Being content addressable means that only tests that need to run would be run (see Unison lang), rather than running all tests every time, further cutting down on the feedback loop.
One question that comes to mind is: what if you could export code in the spreadsheet as a general purpose language like C or Python? Or even Lua? Also, would an on-prem/desktop version of the product would be valuable for this use case?
Thanks for the food for thought. This is a niche I never considered! And I’ve worked on a medical device for Amgen before! I forgot all about this.
The data in the spreadsheet is really the most valuable part! I like the idea of using a small DSL to manage this, we actually already have some (very simple) DSL-like things in the spreadsheet to make it easier on editors of the spreadsheet.

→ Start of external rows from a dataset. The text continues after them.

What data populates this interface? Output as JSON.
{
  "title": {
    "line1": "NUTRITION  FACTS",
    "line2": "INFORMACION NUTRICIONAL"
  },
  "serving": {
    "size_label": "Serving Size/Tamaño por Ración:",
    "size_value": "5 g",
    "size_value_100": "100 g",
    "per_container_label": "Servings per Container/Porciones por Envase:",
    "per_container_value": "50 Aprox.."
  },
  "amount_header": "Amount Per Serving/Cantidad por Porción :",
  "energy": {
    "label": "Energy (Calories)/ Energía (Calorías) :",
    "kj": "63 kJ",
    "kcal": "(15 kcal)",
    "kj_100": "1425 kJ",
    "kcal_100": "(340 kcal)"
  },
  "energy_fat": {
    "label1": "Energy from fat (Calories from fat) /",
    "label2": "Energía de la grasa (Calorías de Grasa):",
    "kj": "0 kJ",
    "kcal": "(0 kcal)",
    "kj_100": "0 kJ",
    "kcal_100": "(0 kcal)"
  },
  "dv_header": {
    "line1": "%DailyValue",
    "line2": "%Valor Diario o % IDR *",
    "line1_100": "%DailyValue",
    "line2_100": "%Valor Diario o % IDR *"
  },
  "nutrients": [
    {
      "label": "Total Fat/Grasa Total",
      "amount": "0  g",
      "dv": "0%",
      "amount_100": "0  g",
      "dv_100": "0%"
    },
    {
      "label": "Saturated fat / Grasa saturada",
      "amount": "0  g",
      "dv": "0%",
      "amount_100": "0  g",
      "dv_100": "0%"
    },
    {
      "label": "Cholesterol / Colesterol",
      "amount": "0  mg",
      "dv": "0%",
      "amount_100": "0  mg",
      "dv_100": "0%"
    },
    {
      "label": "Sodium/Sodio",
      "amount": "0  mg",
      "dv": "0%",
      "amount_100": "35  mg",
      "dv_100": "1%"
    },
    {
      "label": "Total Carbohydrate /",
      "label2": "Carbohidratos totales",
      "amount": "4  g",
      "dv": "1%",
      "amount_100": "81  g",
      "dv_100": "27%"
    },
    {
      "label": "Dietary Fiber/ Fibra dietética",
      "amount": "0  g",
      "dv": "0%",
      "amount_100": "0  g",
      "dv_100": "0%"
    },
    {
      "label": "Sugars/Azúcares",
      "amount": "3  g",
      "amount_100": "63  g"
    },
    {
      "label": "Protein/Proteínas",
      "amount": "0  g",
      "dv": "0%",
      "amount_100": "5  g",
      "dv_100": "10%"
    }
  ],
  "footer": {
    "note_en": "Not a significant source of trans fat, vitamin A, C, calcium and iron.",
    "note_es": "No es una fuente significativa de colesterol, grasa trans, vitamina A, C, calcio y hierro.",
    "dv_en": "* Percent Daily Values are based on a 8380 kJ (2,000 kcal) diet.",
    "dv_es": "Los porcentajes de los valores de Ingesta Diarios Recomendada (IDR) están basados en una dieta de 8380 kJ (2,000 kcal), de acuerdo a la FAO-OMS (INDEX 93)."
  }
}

Of course, with systems like JAMA, that automatically ingest Word docs and extract requirements, even to the point of generating verification tests, in turn kicking off dependency updates, the development loop becomes quite tight.
We definitely have to improve on the process that exists right now, as it's quite cumbersome to get all set up, and won't really generalize to new devices, but it's been a great learning experience, and I think it's really improved our development process overall!
Definitely a very complex problem to automate in the general case, makes sense why the JAMAs and Greenlight Gurus of the world can charge ungodly sums per seat.
The first piece is the specification documents, which are simple word docs with a predictable format. These cover how the software SHOULD be implemented. From these documents, we automatically generate the mission critical code, which ensures it matches what we say it does in the document. The generator is very picky about the format, so you know right away if you've made a mistake in the spec document. These documents are checked into a repo, so we can tag version releases and get (mostly) reproducible builds.
The second piece is the verification test spreadsheet. We start this by stating all assumptions we make about how the code should work, and invariants that must hold. These then are translated into high level requirements. Requirements are checked using functional tests, which consist of one or many verification tests.
Each functional test defines a sequence of verification tests. Each verification test is a single row in a spreadsheet which contains all the inputs for the test, and the expected outputs. The spreadsheet is then parsed and used to generate what essentially amounts to serialized objects, which the actual test code will use to perform and check the test. Functional test code is handwritten, but is expected to handle many tests of different parameters from the spreadsheet. In this way, we write N test harnesses, but get ~N*M total tests, M being average number of verification tests per functional test.
All test outputs are logged, including result, inputs, expected outputs, actual outputs, etc. These form just a part of future submission packages, along with traceability reports we can also generate from the spreadsheet.
All of this is handled with just one Google Doc spreadsheet and a few hundred lines of Python, and saves us oodles while catching tons of bugs. We've gotten to the point where any changes in the spec documents immediately triggers test failures, so we know that what we ship is what we actually designed. Additionally, all the reports generated by the tests are great V&V documentation for regulatory submissions.
In the future, the plan is to move from word docs + spreadsheets to a more complete QMS (JAMA + Jira come to mind), but at the stage we are at, this setup works very well for not that much cost.